Today’s Times Magazine (9.19.10) is devoted to technology in education, and I am happy that the general tenor is very positive. Secretary of Education Arne Duncan comes awfully close to saying that every student should have a computer, despite his interviewer’s skepticism, and this blogger is delighted to read him say “often, as you know, the kids are way ahead of the adults.”
The opening piece is titled, wonderfully, Achieving Techno-Literacy: Computers are a Tool, not a Solution; I think it aligns nicely with my piece, In Schools of the Future, Students Learn by Doing, Digitally. The author says of his son, after a year of home-schooling using on-line learning tools: “He had learned the most critical thing: how to keep learning. A month ago he entered high school eager to be taught– not facts, or even skills, but a lifelong process that would keep pace with technology’s rapid, ceaseless teaching.”
Right now, though, I want to appreciate a much lower-visibility piece in the Times two weeks ago, by Gregory Mankiw, entitled A Course Load for the Game of Life. Mankiw was President Bush’s Chair of the CEA and is the author of a standard Econ textbook; he was also, as I recall, my section teacher for Ec 10 (not lecturer, but small group section teacher); I spent many a morning in a classroom with him and 20 others learning Econ.
This piece is short but important: what do students need to learn for the modern economy and the fast changing world? Well, Economics for one:
economics [is] “the study of mankind in the ordinary business of life.” Introductory economics helps students understand the whirlwind of forces swirling around them. It develops rigorous analytic skills that are useful in a wide range of jobs. And it makes students better citizens, ready to evaluate the claims of competing politicians.

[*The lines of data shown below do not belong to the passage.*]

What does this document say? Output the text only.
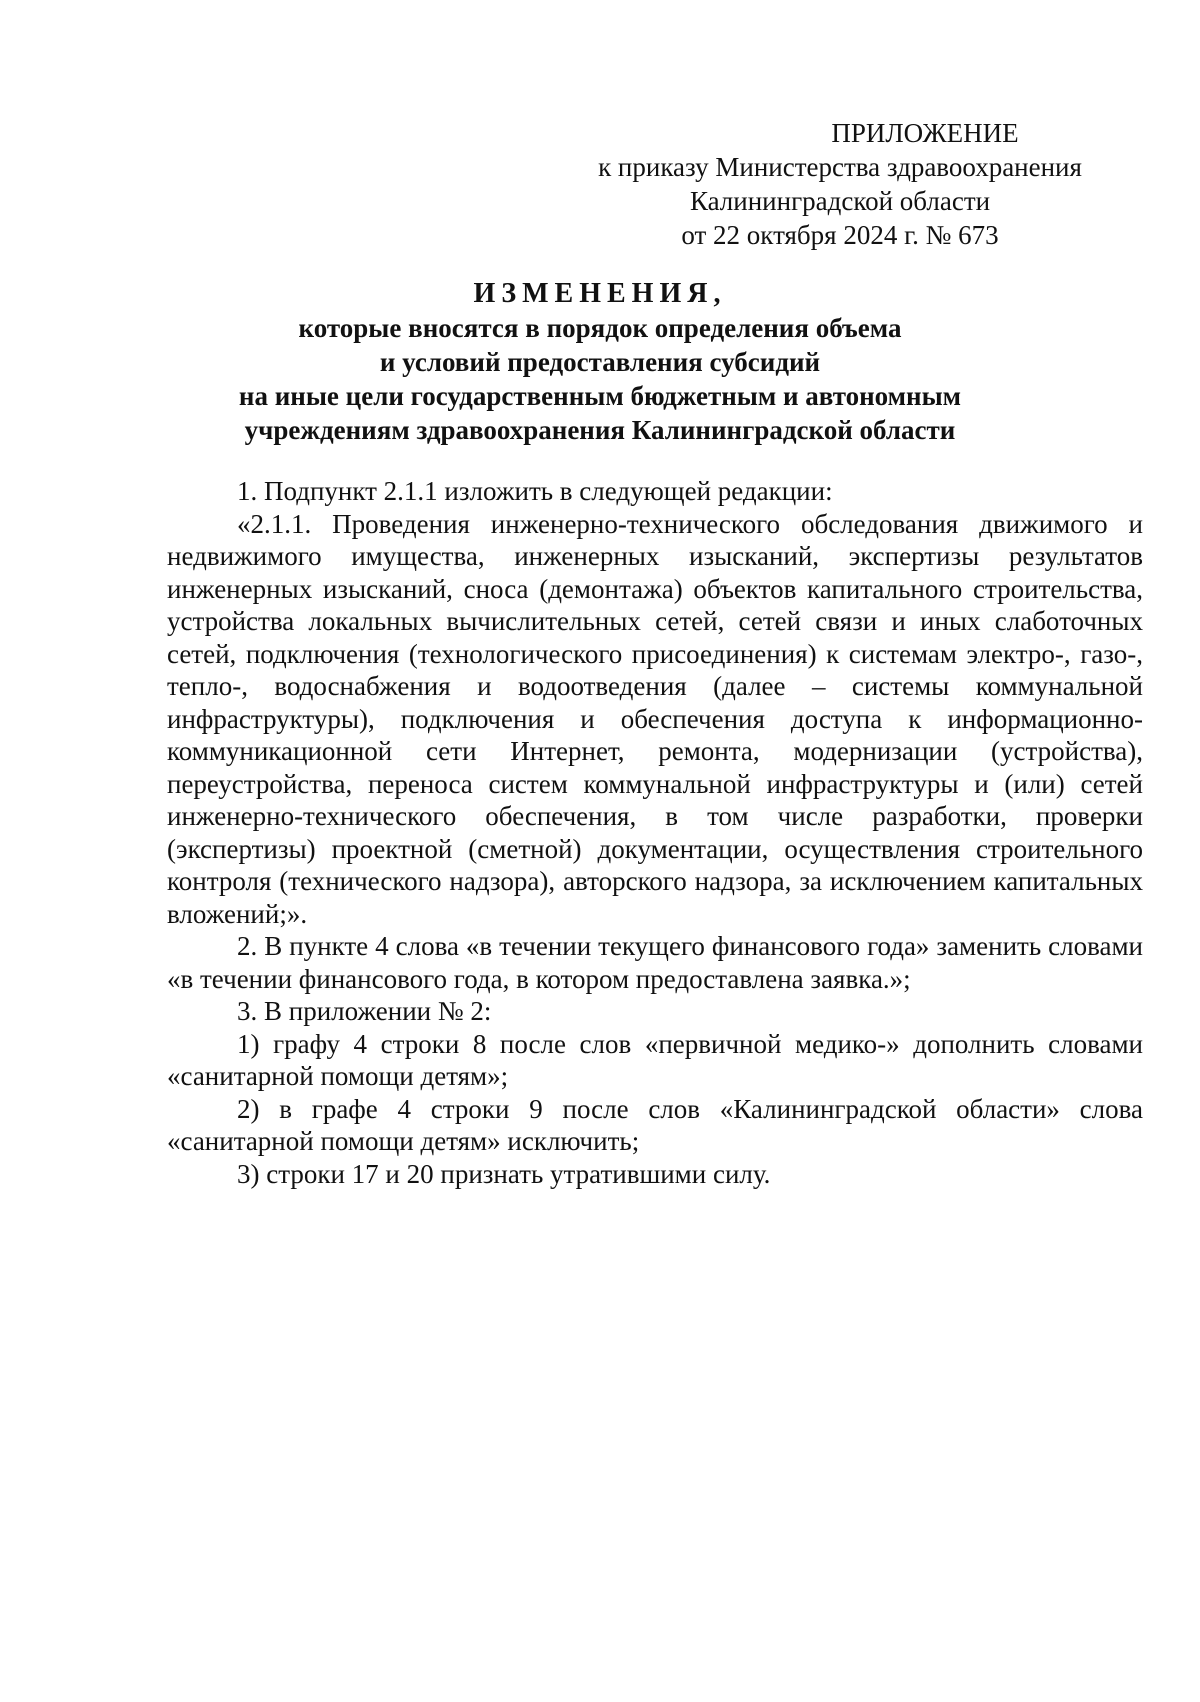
ПРИЛОЖЕНИЕ
к приказу Министерства здравоохранения
Калининградской области
от 22 октября 2024 г. № 673
ИЗМЕНЕНИЯ,
которые вносятся в порядок определения объема
и условий предоставления субсидий
на иные цели государственным бюджетным и автономным
учреждениям здравоохранения Калининградской области

1. Подпункт 2.1.1 изложить в следующей редакции:

«2.1.1. Проведения инженерно-технического обследования движимого и недвижимого имущества, инженерных изысканий, экспертизы результатов инженерных изысканий, сноса (демонтажа) объектов капитального строительства, устройства локальных вычислительных сетей, сетей связи и иных слаботочных сетей, подключения (технологического присоединения) к системам электро-, газо-, тепло-, водоснабжения и водоотведения (далее – системы коммунальной инфраструктуры), подключения и обеспечения доступа к информационно-коммуникационной сети Интернет, ремонта, модернизации (устройства), переустройства, переноса систем коммунальной инфраструктуры и (или) сетей инженерно-технического обеспечения, в том числе разработки, проверки (экспертизы) проектной (сметной) документации, осуществления строительного контроля (технического надзора), авторского надзора, за исключением капитальных вложений;».

2. В пункте 4 слова «в течении текущего финансового года» заменить словами «в течении финансового года, в котором предоставлена заявка.»;

3. В приложении № 2:

1) графу 4 строки 8 после слов «первичной медико-» дополнить словами «санитарной помощи детям»;

2) в графе 4 строки 9 после слов «Калининградской области» слова «санитарной помощи детям» исключить;

3) строки 17 и 20 признать утратившими силу.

Statistics. How I wish I had spent more time learning stats!
High school mathematics curriculums spend too much time on traditional topics like Euclidean geometry and trigonometry. For a typical person, these are useful intellectual exercises but have little applicability to daily life. Students would be better served by learning more about probability and statistics.
One thing the modern computer age has given everyone is data. There is a large leap, however, between having data and learning from it. Students need to know the potential of number-crunching, as well as its limitations.
Psychology. Like Mankiw, I have found recent publishing in psychology to be incredibly important to thinking about the world and ourselves: books like Nudge, Predictably Irrational, and many others really help us to see how blinding our biases can be, and how humble our judgment should be. Again, from Mankiw:
A bit of psychology is a useful antidote to an excess of classical economics. It reveals flaws in human rationality, including your own. But after the birth of behavioral economics, which infuses psychology into economics, I remedied that mistake. I don’t know if it made me a better economist. But it has surely made me a more humble one, and, I suspect, a better human being as well.
Professor Mankiw ends his piece with a lovely advocacy of skepticism and critical thinking; to paraphrase, there is no single right answer about what must be learned or what path to take, and be wary of relying too much on conventional wisdom.
IGNORE ADVICE AS YOU SEE FIT Adults of all stripes have advice for the college-bound. Listen to it, consider it, reflect on it but ultimately follow [your] own instincts and passions.
The one certain thing about the future is that it is far from certain. I don’t know what emerging industries will be attracting college graduates four years from now, and neither does anyone else. The next generation will shape its own economy, as the young Bill Gatesand Mark Zuckerberg shaped ours.
As we in K-12 education carry forward the conversation about what our students need to learn, Mankiw’s piece offers good wisdom from a useful perspective. Our students will most benefit when we teach them the knowledge and skills which our world require for understanding its complexity and addressing it challenges; economics, statistics, and psychology can and should be a critical part of a secondary education in the coming year.